J’ai eu l’opportunité de participer à une master class au conservatoire de Toulon mercredi dernier. La master class est un cours qui se caractérise par deux points :

  1. il est donné par une autre personne que son professeur habituel (en général un concertiste, un pédagogue renommé), ici le pianiste Wilhem Latchoumia
  2. il est public

L’élève amène un ou plusieurs morceaux aboutis, prêts ou presque à être joués en public, voir déjà joué en public, pour en recevoir les conseils du maître.

Trois danses argentines

C’était pour moi l’occasion de jouer les Trois danses argentines du compositeur argentin Alberto Ginastera, une œuvre pour piano singulière que j’ai connue, et qui je crois a été rendue connue, par sa compatriote Marta Argerich dans l’enregistrement célèbre de son récital de 1979. Voir la vidéo ci-dessous, les trois danses sont dans trois vidéos distinctes :

Depuis, les trois danses sont plus fréquemment jouées, notamment car elles créent un effet formidable par sa troisième danse extrêmement rapide et festive (sur la partition on y trouve les mot violente, furioso et selvaggio par exemple). La version plus récente de Juan Floristán est excellente également, et très bien filmée.

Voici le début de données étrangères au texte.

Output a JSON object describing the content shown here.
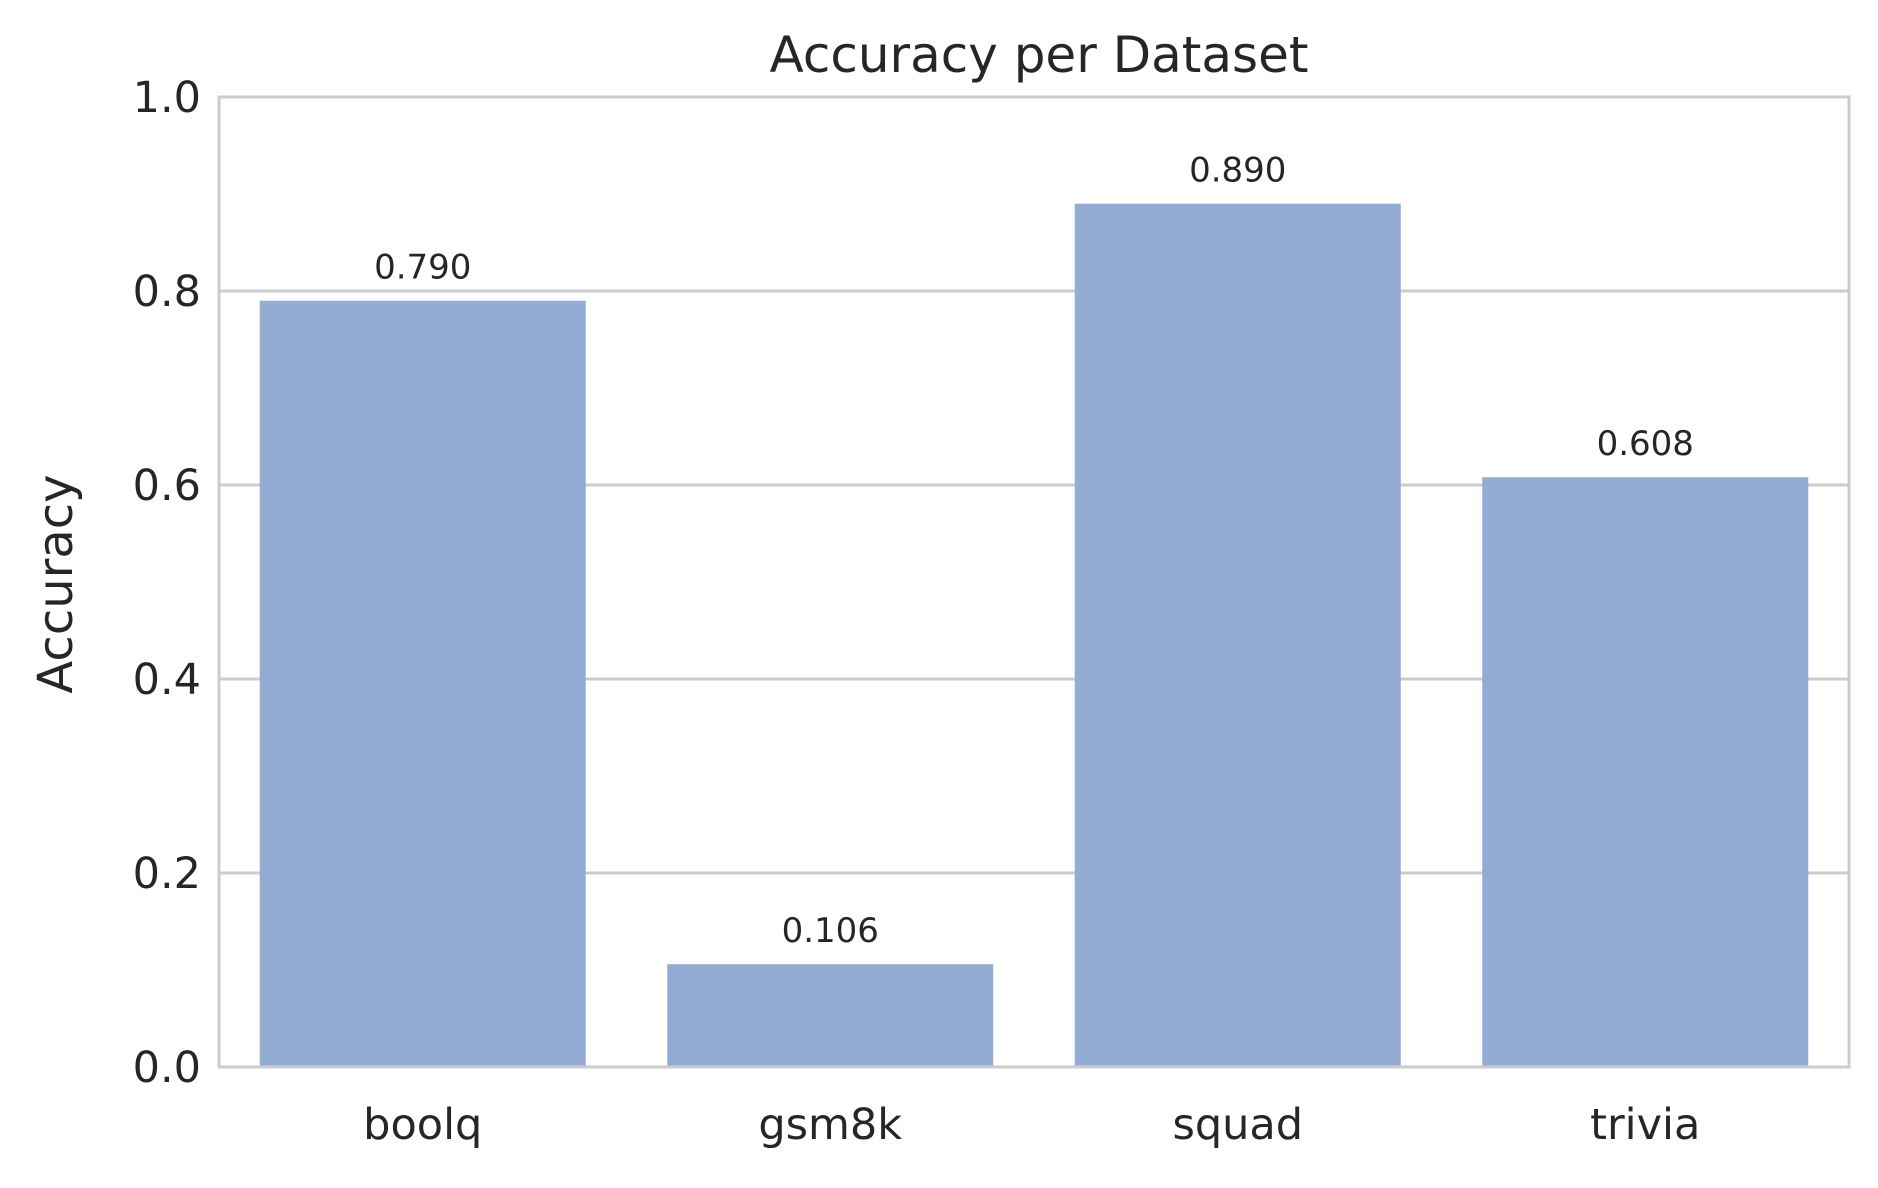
{
  "chart_data": {
    "type": "bar",
    "title": "Accuracy per Dataset",
    "xlabel": "",
    "ylabel": "Accuracy",
    "categories": [
      "boolq",
      "gsm8k",
      "squad",
      "trivia"
    ],
    "values": [
      0.79,
      0.106,
      0.89,
      0.608
    ],
    "value_labels": [
      "0.790",
      "0.106",
      "0.890",
      "0.608"
    ],
    "ylim": [
      0,
      1.0
    ],
    "yticks": [
      0.0,
      0.2,
      0.4,
      0.6,
      0.8,
      1.0
    ],
    "ytick_labels": [
      "0.0",
      "0.2",
      "0.4",
      "0.6",
      "0.8",
      "1.0"
    ],
    "grid": true,
    "bar_color": "#92acd4",
    "grid_color": "#cccccc",
    "text_color": "#262626"
  }
}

Ces danses qui respectent une traditionnelle alternance vif-lent-vif sont en fait très inégales. Toutes trois à 6/8 (6 croches par mesure, rythme ternaire), elles sont néanmoins disproportionnées (81 mesures, 82 mesures, … 232 mesures) et de style très différent : sec, rubato, rythmique. On y retrouve néanmoins le style déjà marqué de Ginastera, bien qu’il ne s’agisse que de son deuxième opus : la répétition des motifs, une inspiration folklorique, un esprit diaboliquement festif, la polytonalité. Il est notamment célèbre pour son incroyable ballet Estancia, qui reprend ces caractéristiques.

Les trois danses s’intitulent :

  1. Danza del viejo boyero (Danse du vieux vacher)
  2. Danza de la moza donosa (Danse de la jolie paysanne)
  3. Danza del gaucho matero (Dans du gaucho malin)

Dans l’excellente édition dont je dispose (Boosey & Hawkes 2016), la riche introduction de Gérald Hugon cite l’auteur :

Quand je composais mes Danzas argentinas pour piano en 1937, l’influence de Bartók était présente. Mon « folklore imaginaire » commence là, avec l’harmonisation polytonale, avec ses rythmes puissants et marqués – la « surexcitation fiévreuse bartokienne » – tout cela dans une écriture pianistique où l’esprit de la musique nationale est recréé.

Alberto Ginastera, « Homage to Béla Bartók », Tempo, n° 136, mars 1981, p 4.

Wilhem Latchoumia

Le pianiste Wilhem Latchoumia s’est fait une spécialité de la musique des amériques, et a joué et enregistré les Trois danses argentines de Ginastera en 2008 chez Sony dans un album intitulé Impressões.

Il a toujours consacré du temps à cette musique et à la musique du XXè et XXIè siècle, tel qu’en témoigne sa discographie. Ses deux derniers albums, Do Brasil et This is America (en duo avec la pianiste Vanessa Wagner) en témoignent.

Le disque Impressões enregistré en 2008 chez Sony.

Concevoir des programmes sortant des sentiers battus, telle est la signature du musicien français, qui marque les esprits par sa capacité à instaurer d’emblée une jubilatoire connivence avec le public.

https://www.wilhemlatchoumia.fr/biographie

Les deux derniers albums de Wilhem Latchoumia

A côté du maître

Bien sûr, jouer devant un tel pianiste est très instructif (et intimidant). Son expérience transparait à chaque remarque. Les mouvements lents sont toujours difficiles à appréhender, et il partage quelques éléments utiles comme par exemple des doigtés plus appropriés, une gestuelle plus en phase avec l’intention du compositeur.

C’est l’occasion de revoir (ou découvrir) les possibilités de l’articulation du pouce, un doigt souvent négligé ; d’appréhender plusieurs articulations possibles entre les mains, mais aussi d’une même main lorsque les voix se séparent ; d’amorcer la pièce, donnant le ton dès les toutes premières notes.

Un point intéressant est d’observer les similitudes avec mes cours habituels, les remarques qui reviennent et qui sont des défauts immédiats ; mais aussi des remarques qui sortent d’un cadre et qui sont le résultat d’une pensée concertiste. Et dans ce cas précis, une approche de la musique du XXè siècle et d’une musique américaine.